# Data analysis workbook for the vigenere stuff

In [39]:
import cbor2

In [40]:
import scipy.stats

I've copied a couple of files out of `../vigenere/target/criterion/data/` 

- `32early.cbor`, which is the timing run of `vigenere/benches/key_abc32.rs` using the key `012345a`
- `32late.cbor`,  which is the timing run of `vigenere/benches/key_abc32.rs` using the key `tuvwxyz`

Now I need to figure out how to handle them.

Having run `python -m cbor2.tood -p 32early.cbor` on the command line, I see that what I will need to run a t-test is the list of times (in pico seconds?) in the `avg_values` list.

Ok. Time to read the cbor2 docs

I've never tried to read files from a notebook. I hope that file PATH's make sense

In [41]:
EARLY_PATH = './32early.cbor'
LATE_PATH = './32late.cbor'



In [61]:
class Comparison:
    def __init__(self, file1: str, file2: str, alternative="two-tailed"):
        valid_alternatives = ["two-tailed", "less", "greater"]
        if alternative not in valid_alternatives:
            raise ValueError(f'alternative must be one of {valid_alternatives}')
        
        self.alt = alternative # will pass to t-test

        with open(file1, "rb") as f:
            f1_data = cbor2.decoder.load(f)

        with open(file2, "rb") as f:
            f2_data = cbor2.decoder.load(f)

        # Check whether these can be treated as related samples
        self.related: bool
        if f1_data["iterations"] == f2_data["iterations"]:
            self.related = True
        else:
            self.related = False

        self.f1_mean = f1_data["estimates"]["mean"]
        self.f2_main = f2_data["estimates"]["mean"]

        self.f1_values: list[float]
        self.f2_values: list[float]
        if self.related:
            self.f1_values = f1_data["values"]
            self.f2_values = f2_data["values"]
        else:
            self.f1_values = f1_data["avg_values"]
            self.f2_values = f2_data["avg_values"]

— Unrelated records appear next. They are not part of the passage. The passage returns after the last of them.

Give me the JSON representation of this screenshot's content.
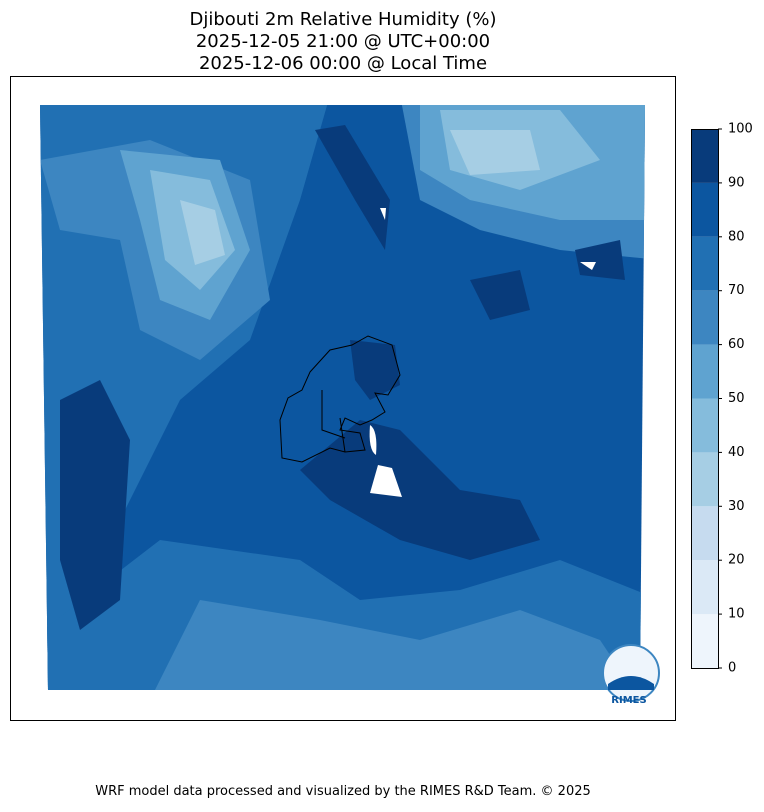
{
  "title": [
    "Djibouti 2m Relative Humidity (%)",
    "2025-12-05 21:00 @ UTC+00:00",
    "2025-12-06 00:00 @ Local Time"
  ],
  "colorbar": {
    "levels": [
      0,
      10,
      20,
      30,
      40,
      50,
      60,
      70,
      80,
      90,
      100
    ],
    "colors": [
      "#eef5fc",
      "#dbe9f6",
      "#c6dbef",
      "#a6cee4",
      "#85bcdc",
      "#5fa3d0",
      "#3d86c1",
      "#2170b3",
      "#0c56a0",
      "#083b7b"
    ]
  },
  "logo": "RIMES",
  "footer": "WRF model data processed and visualized by the RIMES R&D Team. © 2025"
}
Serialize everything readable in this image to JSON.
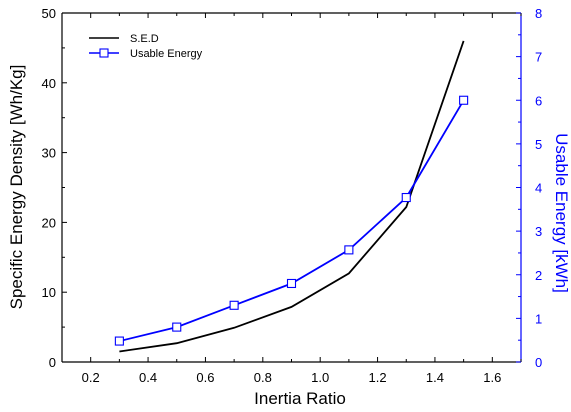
{
  "chart_data": {
    "type": "line",
    "title": "",
    "xlabel": "Inertia Ratio",
    "ylabel": "Specific Energy Density  [Wh/Kg]",
    "y2label": "Usable Energy [kWh]",
    "xlim": [
      0.1,
      1.7
    ],
    "ylim": [
      0,
      50
    ],
    "y2lim": [
      0,
      8
    ],
    "xticks": [
      "0.2",
      "0.4",
      "0.6",
      "0.8",
      "1.0",
      "1.2",
      "1.4",
      "1.6"
    ],
    "yticks": [
      "0",
      "10",
      "20",
      "30",
      "40",
      "50"
    ],
    "y2ticks": [
      "0",
      "1",
      "2",
      "3",
      "4",
      "5",
      "6",
      "7",
      "8"
    ],
    "grid": false,
    "legend_position": "top-left",
    "series": [
      {
        "name": "S.E.D",
        "axis": "left",
        "color": "#000000",
        "marker": "none",
        "x": [
          0.3,
          0.5,
          0.7,
          0.9,
          1.1,
          1.3,
          1.5
        ],
        "y": [
          1.5,
          2.7,
          4.9,
          7.9,
          12.7,
          22.2,
          46.0
        ]
      },
      {
        "name": "Usable Energy",
        "axis": "right",
        "color": "#0000ff",
        "marker": "open-square",
        "x": [
          0.3,
          0.5,
          0.7,
          0.9,
          1.1,
          1.3,
          1.5
        ],
        "y": [
          0.48,
          0.8,
          1.3,
          1.8,
          2.57,
          3.77,
          6.0
        ]
      }
    ]
  }
}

    def ttest(self) -> tuple[float, float]:
        t: float
        p: float
        if self.related:
            (t, p) = scipy.stats.ttest_rel(self.f1_values,
                                self.f2_values,
                                alternative=self.alt)
        else:
            (t, p) = scipy.stats.ttest_ind(self.f1_values,
                                self.f2_values,
                                alternative=self.alt)

        return t, p



In [62]:
comp32 = Comparison(EARLY_PATH, LATE_PATH, alternative="less")

In [63]:
comp32.ttest()

(-0.444293599052737, 0.3289000124091078)